Announcement

Collapse
No announcement yet.
X
  • Filter
  • Time
  • Show
Clear All
new posts

  • Multiply two data sets

    Hi everyone,

    I have two data set or matrices: matrix a (2x164) and matrix b (164x82). In these two data sets, the first row is the variable name. Would you mind helping me with the code for multiplying matrix a with matrix b? If matrix c (2x82 is the result from this multiplication, how can I name the column of vector c as the column name of vector b? I only see Stata command for multiplying smaller matrix. I read in a post that we can use matrix score to multiply matrix, but I don't understand (Re: st: multiply two data sets (stata.com). I really look forward to your help. Thank you.
    Attached Files

  • #2
    Before you post next time, please read the forum FAQ. Among the things you will learn there is that attachments are discouraged here. Many are reluctant to download files from people they do not know.

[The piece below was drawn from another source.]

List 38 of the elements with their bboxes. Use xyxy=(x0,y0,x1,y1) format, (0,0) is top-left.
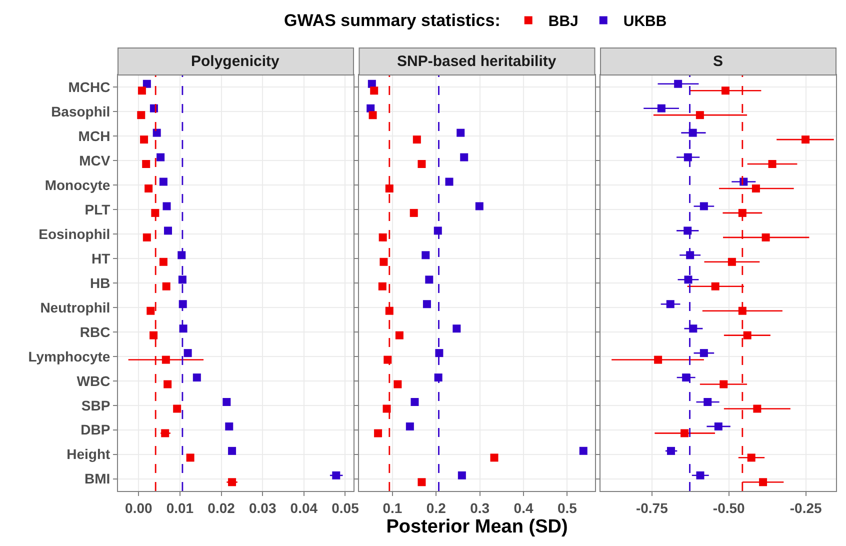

    Moreover, it is premature to post if you have not yet imported your data into Stata.

    The following code first creates toy data sets that have the 2x164 and 164x82 structure you describe and then shows how to make a matrix from each, and multiply them. The way Stata matrices work, the column names will automatically be generated the way you want them--you don't have to do anything specific to make that happen.

    Code:
    //  CREATE TWO TOY DATASETS, 2 x 164 and 164 x 82
    clear*
    set seed 1234
    set obs 2
    forvalues i = 1/164 {
        gen var`i' = rnormal()
    }
    tempfile matrix_a_dataset
    save `matrix_a_dataset'
    
    clear
    set obs 164
    forvalues i = 1/82 {
        gen var`i' = rnormal()
    }
    tempfile matrix_b_dataset
    save `matrix_b_dataset'
    
    //  OPEN BOTH DATA SETS AND MAKE EACH INTO A MATRIX
    use `matrix_a_dataset'
    mkmat _all, matrix(A)
    use `matrix_b_dataset', clear
    mkmat _all, matrix(B)
    
    //  MULTIPLY THEM
    matrix C = A*B
    
    //  SEE THE RESULT
    matrix list C
    In the future, when showing examples from your Stata data sets, please use the -dataex- command to do so. If you are running version 17, 16 or a fully updated version 15.1 or 14.2, -dataex- is already part of your official Stata installation. If not, run -ssc install dataex- to get it. Either way, run -help dataex- to read the simple instructions for using it. -dataex- will save you time; it is easier and quicker than typing out tables. It includes complete information about aspects of the data that are often critical to answering your question but cannot be seen from tabular displays or screenshots. It also makes it possible for those who want to help you to create a faithful representation of your example to try out their code, which in turn makes it more likely that their answer will actually work in your data.

    Comment


    • #3
      Hi Clyde Schechter,

      Thank you so much for spending your time with my question. I will be more careful in posting my question. I am new to Stata.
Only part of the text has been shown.